Contraction of the Western Pacific Intertropical Convergence Zone During the Little Ice Age

Wednesday, 16 December 2015: 14:10
2012 (Moscone West)
Hong Yan1, Wei Wei2, Willie Soon3, Weijian Zhou4 and Zhisheng An4, (1)IEE Institute of Earth Environment, Chinese Academy of Sciences, (yanhong@ieecas.cn), Xi'an, China, (2)Alfred Wegener Institute Helmholtz-Center for Polar and Marine Research Bremerhaven, Bremerhaven, Germany, (3)Harvard-Smithsonian Ctr Astrop, Cambridge, MA, United States, (4)IEE Institute of Earth Environment, Chinese Academy of Sciences, State Key Laboratory of Loess and Quaternary Geology, Xi'an, China
Both palaeoclimate reconstructions and climate modeling have demonstrated that
precipitation in low latitudes is primarily controlled by north- south migration of the global
Intertropical Convergence Zone on millennial to orbital timescales.

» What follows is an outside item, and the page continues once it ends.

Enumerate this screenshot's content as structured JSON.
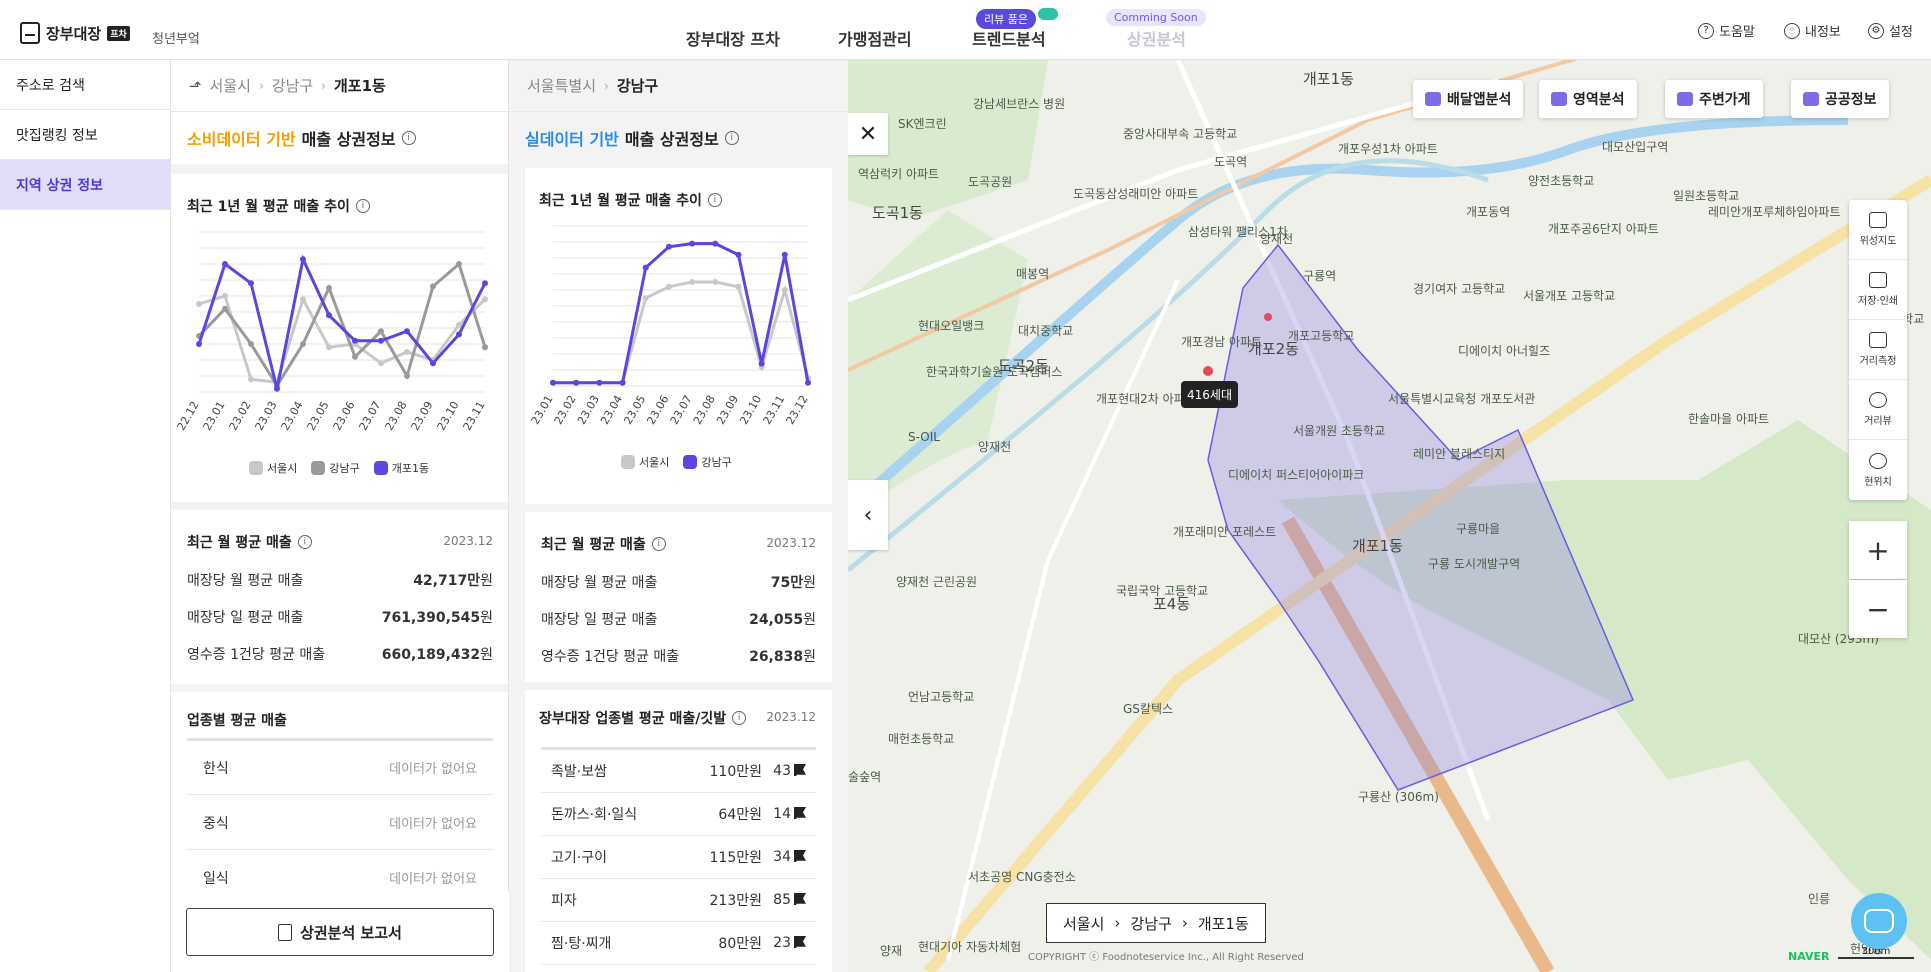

These migrations are
associated with the occurrence of opposite rainfall variations between the two
hemispheres. However, the pattern of rainfalls around the marine-continental tropical
western Pacific region over the last millennium remains unclear. Several recent studies
suggest a southward migration of the Intertropical Convergence Zone during the Little Ice
Age (~AD 1400-1850). Concomitantly, dry Little Ice Age conditions should have occurred in
the northern extent of the Intertropical Convergence Zone and wet conditions around the
southern limit. However, our synthesis of proxy hydrology records from the Asian-
Australian monsoon area documents a distinctly different rainfall pattern that violates this
expectation, suggesting instead the occurrence of synchronous retreat of the East Asian
Summer Monsoon and the Australian Summer Monsoon during the Little Ice Age. Thus we
propose an alternative dynamic scenario: rather than strict north-south migration, the
apparent mode of multi-decadal to centennial change for the western Pacific Intertropical
Convergence Zone is contraction/expansion in response to external forcings such as solar
irradiance variation and large volcanic eruptions.